Enfermedad de la orina con olor a jarabe de arce: una nueva esperanza en la terapia génica
La enfermedad de la orina con olor a jarabe de arce (EOOJA) es un trastorno metabólico hereditario poco frecuente, pero potencialmente letal, que afecta a recién nacidos y niños pequeños. Aunque su nombre proviene del característico olor dulzón que desprende la orina de los pacientes, las consecuencias van mucho más allá: si no se trata adecuadamente, puede provocar daño neurológico irreversible o incluso la muerte.
Un trastorno que exige atención temprana
La EOOJA está causada por mutaciones en los genes que codifican las enzimas necesarias para descomponer ciertos aminoácidos de cadena ramificada. Cuando estas enzimas no funcionan correctamente, se acumulan en la sangre productos tóxicos que afectan gravemente al sistema nervioso. El diagnóstico precoz mediante cribado neonatal y el manejo dietético estricto son esenciales para evitar complicaciones.
La terapia génica: una vía prometedora
Un equipo de investigadores de la Universidad de Massachusetts ha dado un paso importante hacia una posible cura definitiva para esta enfermedad. Utilizando terapia génica, lograron introducir versiones funcionales de los genes afectados (BCKDHA y BCKDHB) en animales modelo. En ratones y un ternero recién nacido con EOOJA, esta intervención no solo evitó la muerte, sino que permitió un desarrollo normal, incluso con una dieta rica en proteínas.
Un tratamiento potencialmente revolucionario
Los resultados fueron contundentes: los niveles de aminoácidos tóxicos en sangre se mantuvieron dentro de los rangos normales, sin necesidad de dietas estrictas o intervenciones invasivas como el trasplante hepático, actualmente la opción más avanzada para los casos graves.
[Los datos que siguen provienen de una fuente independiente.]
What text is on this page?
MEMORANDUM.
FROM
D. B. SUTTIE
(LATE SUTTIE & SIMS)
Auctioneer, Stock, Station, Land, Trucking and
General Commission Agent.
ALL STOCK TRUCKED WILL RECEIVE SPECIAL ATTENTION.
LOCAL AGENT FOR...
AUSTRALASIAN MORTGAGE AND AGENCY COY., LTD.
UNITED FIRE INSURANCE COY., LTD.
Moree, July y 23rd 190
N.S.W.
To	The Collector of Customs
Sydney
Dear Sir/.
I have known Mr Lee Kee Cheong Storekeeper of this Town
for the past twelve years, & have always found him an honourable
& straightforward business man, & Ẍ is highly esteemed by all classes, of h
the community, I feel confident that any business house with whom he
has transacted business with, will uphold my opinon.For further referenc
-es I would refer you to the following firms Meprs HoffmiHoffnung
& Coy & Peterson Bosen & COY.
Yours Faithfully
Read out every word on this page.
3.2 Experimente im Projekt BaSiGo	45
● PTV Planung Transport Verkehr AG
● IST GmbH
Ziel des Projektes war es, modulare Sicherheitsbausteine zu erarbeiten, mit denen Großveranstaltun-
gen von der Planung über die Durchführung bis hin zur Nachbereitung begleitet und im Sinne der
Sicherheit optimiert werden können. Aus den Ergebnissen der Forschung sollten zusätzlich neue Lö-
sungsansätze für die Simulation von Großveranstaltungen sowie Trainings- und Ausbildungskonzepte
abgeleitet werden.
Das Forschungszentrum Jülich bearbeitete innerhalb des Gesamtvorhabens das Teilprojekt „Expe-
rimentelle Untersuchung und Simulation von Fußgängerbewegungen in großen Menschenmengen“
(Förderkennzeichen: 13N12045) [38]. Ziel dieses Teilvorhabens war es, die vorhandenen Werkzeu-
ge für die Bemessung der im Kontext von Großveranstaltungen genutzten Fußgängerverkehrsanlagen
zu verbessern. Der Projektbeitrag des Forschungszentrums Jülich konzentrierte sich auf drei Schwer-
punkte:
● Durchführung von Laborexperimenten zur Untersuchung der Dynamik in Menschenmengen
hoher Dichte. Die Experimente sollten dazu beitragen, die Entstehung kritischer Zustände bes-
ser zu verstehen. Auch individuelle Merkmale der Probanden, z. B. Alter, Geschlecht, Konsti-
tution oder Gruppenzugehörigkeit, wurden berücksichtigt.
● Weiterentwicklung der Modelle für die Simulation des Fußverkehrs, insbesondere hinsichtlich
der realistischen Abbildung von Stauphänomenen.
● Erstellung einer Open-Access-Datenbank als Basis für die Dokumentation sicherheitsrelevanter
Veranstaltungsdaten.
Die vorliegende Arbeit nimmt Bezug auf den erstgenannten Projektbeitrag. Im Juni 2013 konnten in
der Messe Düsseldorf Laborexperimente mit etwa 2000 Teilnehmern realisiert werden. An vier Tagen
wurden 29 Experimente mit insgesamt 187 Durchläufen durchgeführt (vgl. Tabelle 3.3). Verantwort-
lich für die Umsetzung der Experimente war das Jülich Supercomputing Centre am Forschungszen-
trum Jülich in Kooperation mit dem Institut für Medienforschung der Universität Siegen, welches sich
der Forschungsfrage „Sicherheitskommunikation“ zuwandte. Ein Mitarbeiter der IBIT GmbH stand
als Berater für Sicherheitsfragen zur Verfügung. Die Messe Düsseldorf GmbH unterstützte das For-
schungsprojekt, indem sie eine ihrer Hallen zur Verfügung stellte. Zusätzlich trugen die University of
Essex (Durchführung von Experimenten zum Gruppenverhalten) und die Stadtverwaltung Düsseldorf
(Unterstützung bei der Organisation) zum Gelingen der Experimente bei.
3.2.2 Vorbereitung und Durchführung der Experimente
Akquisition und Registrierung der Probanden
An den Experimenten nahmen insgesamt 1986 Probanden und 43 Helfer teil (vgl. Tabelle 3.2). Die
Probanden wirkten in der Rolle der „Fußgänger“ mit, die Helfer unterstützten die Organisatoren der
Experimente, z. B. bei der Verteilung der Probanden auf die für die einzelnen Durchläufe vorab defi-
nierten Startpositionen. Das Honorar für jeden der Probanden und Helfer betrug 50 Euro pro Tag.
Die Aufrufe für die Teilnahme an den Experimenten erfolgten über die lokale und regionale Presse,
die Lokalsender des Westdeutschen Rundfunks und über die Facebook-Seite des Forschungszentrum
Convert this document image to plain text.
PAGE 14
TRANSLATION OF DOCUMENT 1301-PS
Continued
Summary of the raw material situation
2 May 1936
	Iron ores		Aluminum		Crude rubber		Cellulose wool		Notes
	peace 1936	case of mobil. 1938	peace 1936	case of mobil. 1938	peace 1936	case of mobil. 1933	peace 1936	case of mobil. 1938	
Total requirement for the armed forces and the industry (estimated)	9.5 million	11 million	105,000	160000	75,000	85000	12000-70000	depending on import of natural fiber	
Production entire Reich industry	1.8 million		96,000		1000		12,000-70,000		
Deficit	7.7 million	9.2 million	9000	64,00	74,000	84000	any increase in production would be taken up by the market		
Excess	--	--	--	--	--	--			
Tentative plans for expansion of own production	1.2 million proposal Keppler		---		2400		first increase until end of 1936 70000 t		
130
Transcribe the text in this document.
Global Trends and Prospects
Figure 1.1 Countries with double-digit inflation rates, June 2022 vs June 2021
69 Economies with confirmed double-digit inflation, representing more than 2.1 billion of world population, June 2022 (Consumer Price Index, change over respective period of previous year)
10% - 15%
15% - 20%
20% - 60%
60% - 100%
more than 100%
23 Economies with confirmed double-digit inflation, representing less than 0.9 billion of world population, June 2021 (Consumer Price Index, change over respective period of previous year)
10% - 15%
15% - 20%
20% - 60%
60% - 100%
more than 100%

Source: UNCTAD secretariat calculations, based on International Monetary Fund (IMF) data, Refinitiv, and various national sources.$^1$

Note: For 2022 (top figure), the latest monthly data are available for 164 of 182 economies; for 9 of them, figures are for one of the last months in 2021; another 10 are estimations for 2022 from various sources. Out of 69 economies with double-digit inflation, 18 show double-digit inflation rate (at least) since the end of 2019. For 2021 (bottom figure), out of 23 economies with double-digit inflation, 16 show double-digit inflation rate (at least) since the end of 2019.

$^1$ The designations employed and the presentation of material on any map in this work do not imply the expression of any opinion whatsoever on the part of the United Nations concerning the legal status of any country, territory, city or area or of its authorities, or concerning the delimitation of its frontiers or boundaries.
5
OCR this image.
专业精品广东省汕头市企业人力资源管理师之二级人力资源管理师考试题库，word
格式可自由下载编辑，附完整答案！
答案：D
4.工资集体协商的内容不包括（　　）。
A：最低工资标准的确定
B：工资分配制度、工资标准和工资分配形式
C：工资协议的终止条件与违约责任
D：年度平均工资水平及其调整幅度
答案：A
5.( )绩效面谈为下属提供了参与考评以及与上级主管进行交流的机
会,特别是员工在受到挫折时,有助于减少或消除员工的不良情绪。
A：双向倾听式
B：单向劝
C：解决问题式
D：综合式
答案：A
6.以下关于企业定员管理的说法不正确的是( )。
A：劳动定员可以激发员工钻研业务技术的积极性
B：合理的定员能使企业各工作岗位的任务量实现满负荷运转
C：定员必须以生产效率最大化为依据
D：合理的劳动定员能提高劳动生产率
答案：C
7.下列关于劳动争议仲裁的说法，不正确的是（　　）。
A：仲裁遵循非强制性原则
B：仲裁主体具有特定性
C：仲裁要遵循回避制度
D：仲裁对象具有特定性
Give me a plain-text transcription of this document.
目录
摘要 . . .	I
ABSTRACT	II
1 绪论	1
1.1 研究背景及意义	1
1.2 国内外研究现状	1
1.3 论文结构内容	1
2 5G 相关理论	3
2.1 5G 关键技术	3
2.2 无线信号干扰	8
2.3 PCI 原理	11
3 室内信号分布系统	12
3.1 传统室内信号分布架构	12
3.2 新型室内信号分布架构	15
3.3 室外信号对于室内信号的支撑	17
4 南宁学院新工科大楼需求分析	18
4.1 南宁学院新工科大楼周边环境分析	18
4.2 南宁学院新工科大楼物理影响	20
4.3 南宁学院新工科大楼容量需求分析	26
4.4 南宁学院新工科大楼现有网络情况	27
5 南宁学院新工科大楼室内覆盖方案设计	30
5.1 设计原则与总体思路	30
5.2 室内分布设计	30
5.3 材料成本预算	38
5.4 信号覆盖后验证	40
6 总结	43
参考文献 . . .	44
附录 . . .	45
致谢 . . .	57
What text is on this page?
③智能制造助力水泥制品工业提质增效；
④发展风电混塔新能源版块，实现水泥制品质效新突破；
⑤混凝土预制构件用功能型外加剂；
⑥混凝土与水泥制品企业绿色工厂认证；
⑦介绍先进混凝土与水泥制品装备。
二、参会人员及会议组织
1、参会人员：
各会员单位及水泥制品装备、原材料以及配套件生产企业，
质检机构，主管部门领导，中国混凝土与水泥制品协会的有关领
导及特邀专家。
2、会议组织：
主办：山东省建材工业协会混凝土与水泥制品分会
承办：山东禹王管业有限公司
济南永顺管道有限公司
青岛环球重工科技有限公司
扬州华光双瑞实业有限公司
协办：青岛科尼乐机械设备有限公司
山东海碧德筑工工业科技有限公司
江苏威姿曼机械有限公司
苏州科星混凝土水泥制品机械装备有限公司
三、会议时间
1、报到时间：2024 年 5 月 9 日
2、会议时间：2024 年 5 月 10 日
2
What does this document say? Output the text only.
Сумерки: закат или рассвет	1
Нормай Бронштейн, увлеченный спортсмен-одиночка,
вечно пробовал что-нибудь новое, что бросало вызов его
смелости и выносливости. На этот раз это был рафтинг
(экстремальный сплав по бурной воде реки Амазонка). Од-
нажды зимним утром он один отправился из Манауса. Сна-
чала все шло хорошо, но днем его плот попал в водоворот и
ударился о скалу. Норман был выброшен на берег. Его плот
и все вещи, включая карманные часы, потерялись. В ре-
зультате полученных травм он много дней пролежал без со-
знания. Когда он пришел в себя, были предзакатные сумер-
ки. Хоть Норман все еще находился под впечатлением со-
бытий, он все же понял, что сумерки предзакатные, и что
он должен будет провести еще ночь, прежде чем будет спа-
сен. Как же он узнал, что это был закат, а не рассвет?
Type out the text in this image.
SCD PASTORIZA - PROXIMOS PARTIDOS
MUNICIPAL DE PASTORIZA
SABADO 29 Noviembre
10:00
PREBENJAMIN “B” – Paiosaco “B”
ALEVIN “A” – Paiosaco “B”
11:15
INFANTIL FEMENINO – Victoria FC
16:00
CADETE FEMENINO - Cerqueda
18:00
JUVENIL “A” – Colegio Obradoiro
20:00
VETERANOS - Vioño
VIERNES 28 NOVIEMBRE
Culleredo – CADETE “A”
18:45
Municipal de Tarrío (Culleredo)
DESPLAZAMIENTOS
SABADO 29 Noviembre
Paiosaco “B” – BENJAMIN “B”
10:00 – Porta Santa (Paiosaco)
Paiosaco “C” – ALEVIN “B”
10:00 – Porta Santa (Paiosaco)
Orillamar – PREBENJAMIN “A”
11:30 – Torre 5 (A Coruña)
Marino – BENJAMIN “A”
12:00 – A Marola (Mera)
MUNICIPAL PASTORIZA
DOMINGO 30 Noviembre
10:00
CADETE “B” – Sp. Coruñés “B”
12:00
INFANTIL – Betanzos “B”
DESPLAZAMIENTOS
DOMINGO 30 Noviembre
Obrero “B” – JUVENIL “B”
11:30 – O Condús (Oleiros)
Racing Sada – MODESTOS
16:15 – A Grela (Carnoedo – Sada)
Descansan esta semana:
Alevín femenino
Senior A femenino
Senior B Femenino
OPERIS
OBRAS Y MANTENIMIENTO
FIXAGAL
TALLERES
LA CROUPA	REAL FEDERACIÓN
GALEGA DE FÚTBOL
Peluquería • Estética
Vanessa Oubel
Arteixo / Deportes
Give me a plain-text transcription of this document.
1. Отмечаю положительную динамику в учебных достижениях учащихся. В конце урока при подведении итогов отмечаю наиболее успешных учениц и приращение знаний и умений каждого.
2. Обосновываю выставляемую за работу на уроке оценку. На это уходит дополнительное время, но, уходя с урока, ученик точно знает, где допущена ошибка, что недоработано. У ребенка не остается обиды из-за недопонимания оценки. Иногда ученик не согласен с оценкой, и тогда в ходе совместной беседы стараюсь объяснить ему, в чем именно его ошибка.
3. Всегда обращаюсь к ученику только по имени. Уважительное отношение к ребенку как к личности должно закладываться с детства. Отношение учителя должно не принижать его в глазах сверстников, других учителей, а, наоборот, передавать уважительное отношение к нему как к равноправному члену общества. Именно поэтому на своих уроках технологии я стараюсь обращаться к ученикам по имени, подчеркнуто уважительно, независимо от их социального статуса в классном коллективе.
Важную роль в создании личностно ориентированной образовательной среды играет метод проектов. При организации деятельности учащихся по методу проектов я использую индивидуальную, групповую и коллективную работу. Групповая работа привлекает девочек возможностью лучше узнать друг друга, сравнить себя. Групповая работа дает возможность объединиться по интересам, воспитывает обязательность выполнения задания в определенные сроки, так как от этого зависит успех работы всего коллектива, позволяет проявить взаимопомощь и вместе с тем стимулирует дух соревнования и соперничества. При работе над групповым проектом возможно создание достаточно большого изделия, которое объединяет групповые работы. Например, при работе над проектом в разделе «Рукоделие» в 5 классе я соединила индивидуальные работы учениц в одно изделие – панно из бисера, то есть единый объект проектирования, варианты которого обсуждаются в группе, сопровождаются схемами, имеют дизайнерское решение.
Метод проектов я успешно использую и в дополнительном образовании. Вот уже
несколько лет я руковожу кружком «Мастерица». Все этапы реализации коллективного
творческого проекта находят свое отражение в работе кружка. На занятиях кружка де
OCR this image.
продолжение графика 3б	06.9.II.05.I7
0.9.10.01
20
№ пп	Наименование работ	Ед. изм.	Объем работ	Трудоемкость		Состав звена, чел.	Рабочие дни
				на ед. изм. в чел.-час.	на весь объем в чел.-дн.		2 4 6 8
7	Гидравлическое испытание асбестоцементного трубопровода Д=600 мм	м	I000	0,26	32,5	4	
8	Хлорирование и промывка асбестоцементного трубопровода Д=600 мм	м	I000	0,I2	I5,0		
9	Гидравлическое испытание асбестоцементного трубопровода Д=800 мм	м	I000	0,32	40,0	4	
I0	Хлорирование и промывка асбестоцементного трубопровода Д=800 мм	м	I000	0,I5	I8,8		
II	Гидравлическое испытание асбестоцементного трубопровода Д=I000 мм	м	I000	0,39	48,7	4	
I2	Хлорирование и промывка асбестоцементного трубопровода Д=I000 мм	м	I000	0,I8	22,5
Esta terapia génica, administrada mediante un vector viral (rAAV9), podría suponer un antes y un después en el tratamiento de la enfermedad.
Una mirada al futuro
Aunque estos avances aún están en fase experimental, abren la puerta a una nueva forma de abordar enfermedades metabólicas hereditarias. La posibilidad de una única intervención que corrija la causa genética del trastorno podría mejorar enormemente la calidad de vida de los pacientes y sus familias.
En nuestro blog universitario seguiremos atentos a este tipo de innovaciones que, desde la genética y la biotecnología, están cambiando el rumbo de enfermedades que antes no tenían solución.